In the 80s John Deacon wrote the huge hits Another One Bites The Dust and I Want To Break Free, but You’re My Best Friend was his first song that was released as a single, in 1976. He wrote it for his wife Veronica Tetzlaff, and played it on a Wurlitzer electric piano – described by Mercury as “a horrible instrument”. For all that, Freddie sang it beautifully.

10. Fat Bottomed Girls

Even in the late 70s, before political correctness was a generally accepted concept, Fat Bottomed Girls was a risqué title. But no matter: the song is one of Brian May’s best, a hard rocking humdinger. And when Freddie sang, “Heap big woman, you made a bad boy out of me”, he never sounded more convincingly heterosexual.

9. We Are The Champions

There are power ballads, and then there is this – Freddie Mercury’s monument to self-belief and self-aggrandisement. We Are The Champions has become the soundtrack to countless sporting triumphs across the years. And in it one were two lines that Freddie always sang to his audience with love: “You brought me fame and fortune and everything that goes with it/I thank you all.”

8. Crazy Little Thing Called Love

It was Freddie’s homage to Elvis Presley, a pure rock’n’roll number, written off the cuff one day on tour, when he jumped out of the bath, wrapped himself in a towel and strummed out the chords on an acoustic guitar. And in the video for Crazy Little Thing Called Love, Freddie preened in black leathers like the Elvis of the 1968 Comeback Special.

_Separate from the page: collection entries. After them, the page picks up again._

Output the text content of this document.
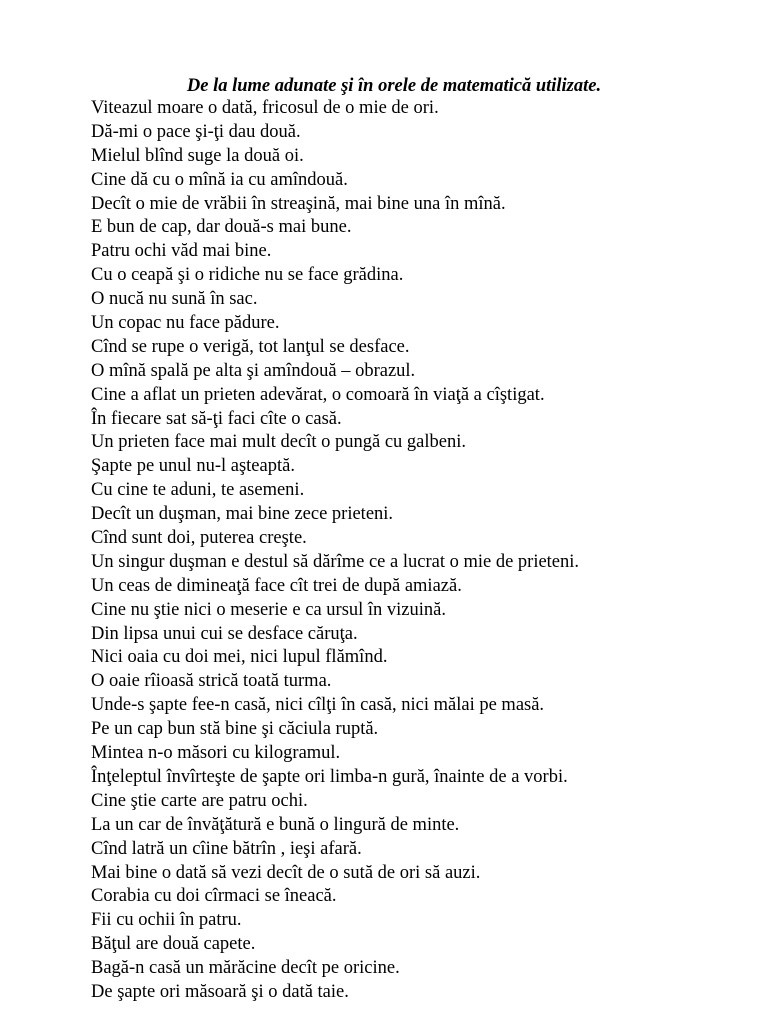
De la lume adunate şi în orele de matematică utilizate.
Viteazul moare o dată, fricosul de o mie de ori.
Dă-mi o pace şi-ţi dau două.
Mielul blînd suge la două oi.
Cine dă cu o mînă ia cu amîndouă.
Decît o mie de vrăbii în streaşină, mai bine una în mînă.
E bun de cap, dar două-s mai bune.
Patru ochi văd mai bine.
Cu o ceapă şi o ridiche nu se face grădina.
O nucă nu sună în sac.
Un copac nu face pădure.
Cînd se rupe o verigă, tot lanţul se desface.
O mînă spală pe alta şi amîndouă – obrazul.
Cine a aflat un prieten adevărat, o comoară în viaţă a cîştigat.
În fiecare sat să-ţi faci cîte o casă.
Un prieten face mai mult decît o pungă cu galbeni.
Şapte pe unul nu-l aşteaptă.
Cu cine te aduni, te asemeni.
Decît un duşman, mai bine zece prieteni.
Cînd sunt doi, puterea creşte.
Un singur duşman e destul să dărîme ce a lucrat o mie de prieteni.
Un ceas de dimineaţă face cît trei de după amiază.
Cine nu ştie nici o meserie e ca ursul în vizuină.
Din lipsa unui cui se desface căruţa.
Nici oaia cu doi mei, nici lupul flămînd.
O oaie rîioasă strică toată turma.
Unde-s şapte fee-n casă, nici cîlţi în casă, nici mălai pe masă.
Pe un cap bun stă bine şi căciula ruptă.
Mintea n-o măsori cu kilogramul.
Înţeleptul învîrteşte de şapte ori limba-n gură, înainte de a vorbi.
Cine ştie carte are patru ochi.
La un car de învăţătură e bună o lingură de minte.
Cînd latră un cîine bătrîn , ieşi afară.
Mai bine o dată să vezi decît de o sută de ori să auzi.
Corabia cu doi cîrmaci se îneacă.
Fii cu ochii în patru.
Băţul are două capete.
Bagă-n casă un mărăcine decît pe oricine.
De şapte ori măsoară şi o dată taie.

7. Another One Bites The Dust

Queen’s biggest selling single wasn’t a rock song, and it wasn’t written by Freddie Mercury. It was a disco song by John Deacon. Another One Bites The Dust topped the US chart in October 1980, and lit up dancefloors all over the world. It was only when Queen got balls-deep into funk on their 1982 album Hot Space that they almost killed their career.

6. Now I’m Here

After a first major hit with a pop song, Killer Queen, the follow-up single was a reaffirmation of the band’s heavy rock credentials. Now I’m Here was built around one of Brian May’s greatest riffs. And for such a kick-ass song, it was a surprisingly big hit, reaching number 11 on the UK chart.

5. We Will Rock You

It is, quite simply, the mother of all rock anthems. The genius is in the arrangement – performed as a football-style chant with massed handclaps, May’s guitar coming into the mix with a sustained note before he rocks out in the climax. It’s all done in just two minutes and one second – a master class in rock dynamics.

4. Killer Queen

Hitting number two in the UK in late 1974, Killer Queen was the band’s big breakthrough. It also announced Freddie Mercury as a singular talent, a pop-rock song so perfectly poised, with an evocative lyric full of classic lines: “Gunpowder, gelatine/Dynamite with a laser beam/Guaranteed to blow your mind.” Also in Killer Queen is arguably the greatest Brian May solo of all time.

3. Don’t Stop Me Now

Freddie Mercury knew how to have a good time, and Don’t Stop Me Now was a celebration of a life lived to the full. From dramatic intro – with Freddie “floating around in ecstasy” – to a tumultuous crescendo powered by Roger Taylor’s brilliant drumming, the song an explosion of energy and pure joy. It was cited in a 2015 study by Dutch cognitive neuroscientist Dr. Jacob Jolij as the most perfect “feel-good” song ever made. Damn right.

2. Somebody To Love

The most beautiful song that Freddie Mercury ever wrote was inspired by the Queen of Soul, Aretha Franklin, and influenced by American gospel music. The vocal arrangements were stunning, with the multi-tracked voices of Mercury, May and Taylor recreating the sound of a gospel choir. And Mercury in particular dug deep in his lead vocal, the most soulful performance he ever recorded.

1. Bohemian Rhapsody

It’s Freddie Mercury’s masterpiece, Queen’s most famous song, and one of the most innovative pieces of music ever created by a rock band. Bohemian Rhapsody was, and remains, a truly unique achievement – the ultimate triumph of Mercury’s creative genius. And perhaps most remarkable of all, the song has lost none of its magic through familiarity. It is as mindblowing now as it was back in ’75.